Ex-wife props up new wife by putting herself down

Try correcting this behavior with compassion — not pity.

Dear Carolyn:

I interact with my husband’s ex-wife, “Debby,” almost weekly at the kid handoff and other kid-related events. She is honestly one of the sweetest people I’ve ever met, and she has handled our marriage with nothing but grace and maturity.

Yet there is something that really upsets me every time I see her. She has an almost compulsive need to put herself down when she talks to me, usually in the context of how I am better in some way. “I wish I had your sense of humor … [husband] deserves someone who laughs at his jokes!” or “I am so glad [husband] doesn’t have to look at someone with these love handles anymore!” Sometimes they are obviously meant to be funny but there is a core of truth that makes me feel really uncomfortable, really sorry for her.

I know it is never as simple as one person’s being better than another, but I am about 10 years younger than she is and don’t think she would take kindly to my giving her a condescending lecture on how the chemistry between two people is its own organism or anything like that.

What do I do, just change the subject every time she does this, in perpetuity?

— Upset

This has so many ways to go wrong, for all the reasons you’ve given and a few you haven’t.

So I think you say something only if you’re confident you can do so with compassion but without a hint of pity — and only if you’re comfortable knowing you have only one shot at it. No fixes, no do-overs.

And I think you say:

“I wish you were as kind to yourself as you have been to me.”

That’s it.

I hope you can do it. I hope she hears you.

Dear Carolyn:

What age is appropriate to not invite to an adults-only wedding? There’s ongoing flak from that decision a few years back with teenagers. Thanks!

— L.

Whatever age the couple chose, that was more appropriate than the choice others are making to give “ongoing flak.”

The “appropriate” way to handle objections to an age limit: (1) Either (a) pursue a satisfying resolution by speaking up civilly, or (b) get over it privately — immersing oneself in the twin realities of its not being anyone’s business but the couple’s, and its not being any more significant than a disappointment; (2) Those who speak up but aren’t satisfied can either (a) sever the relationship with the couple, or (b) maintain the relationship and manage the dissatisfaction privately. See 1(b).

That’s it. Harping on something is not only a failure of maturity, but also a failure of common sense — trading a onetime aggravation for one that never goes away.

Dear Carolyn:

My husband’s side of the family — parents, siblings and spouses — enjoys playing cards during the evening hours while on vacation for a week at the beach. One family allows their young children to stay awake, and recently has allowed them to participate in the adult card games.

This makes the games slow, frustrating, and simply not as fun. Would it be reasonable to ask that after 8 p.m. be reserved for adult games?

— Fight or Fold?

It would be reasonable to approach a reasonable family, yes.

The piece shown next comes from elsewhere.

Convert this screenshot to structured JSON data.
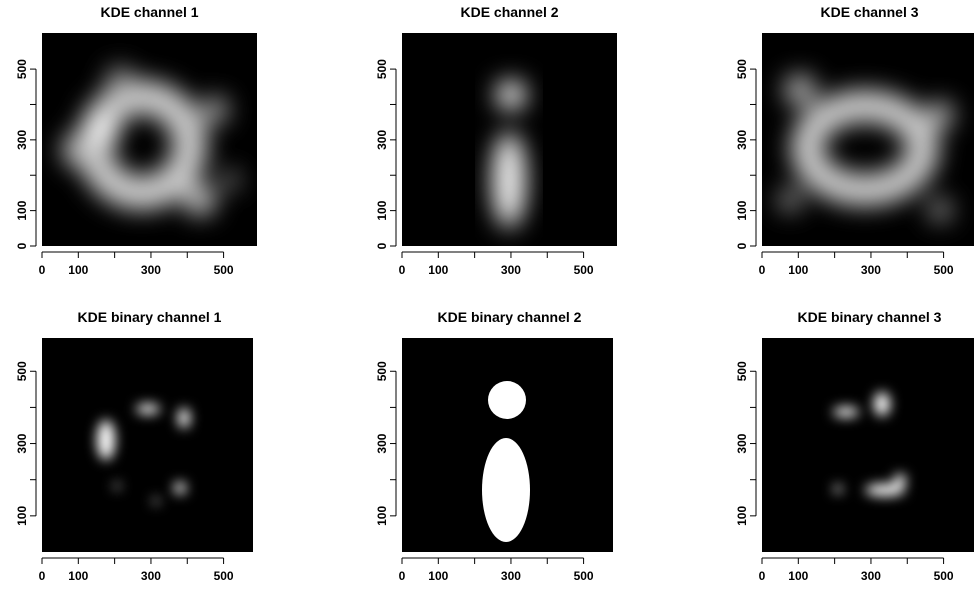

To approach an unreasonable family would be to invite an unreasonable backlash of manufactured outrage and finger-pointing, driven by these parents’ (self-)loving misconception of everyone’s enchantment with their children as equal to their own, which would only serve to ruin the card games as thoroughly as including the spawn has.

So make your calculations accordingly and at your own risk. If you think you can pull it off but like your chances better if you hedge, then I suggest asking for some just-adults card nights. Explain to them that your post 8 p.m. beach-week card games are your sacred $(percent)^(asterisk)! opportunity to drink and swear. This is especially effective if you don’t in fact drink or swear.

If you opt to surrender to the hopelessness of it, then try to find other ways to make these gatherings fun for you again — at least till the kids are old enough either to play skillfully (7-to-10-ish) or to find playing cards with the old people just as off-putting as they once found it thrilling (11-to-13-ish). Count to 20 from there and the not-kids-anymore will be drinking and swearing with you! At least till you and your husband start to fade around 9:30 and drag yourselves off to bed.

Dear Carolyn:

Wife constantly checks her phone at dinner, at games, any time we go out. Texting, etc. I would prefer an enjoyable evening alone with her, without her Facebook friends. Not an earth-shattering complaint, but any suggestions?

— J.

An earth without intimacy sounds shattered to me.

On the type of occasions where you used to focus on each other — or would like to start — ask her to put the phone away-away. Explain why exactly as you did here.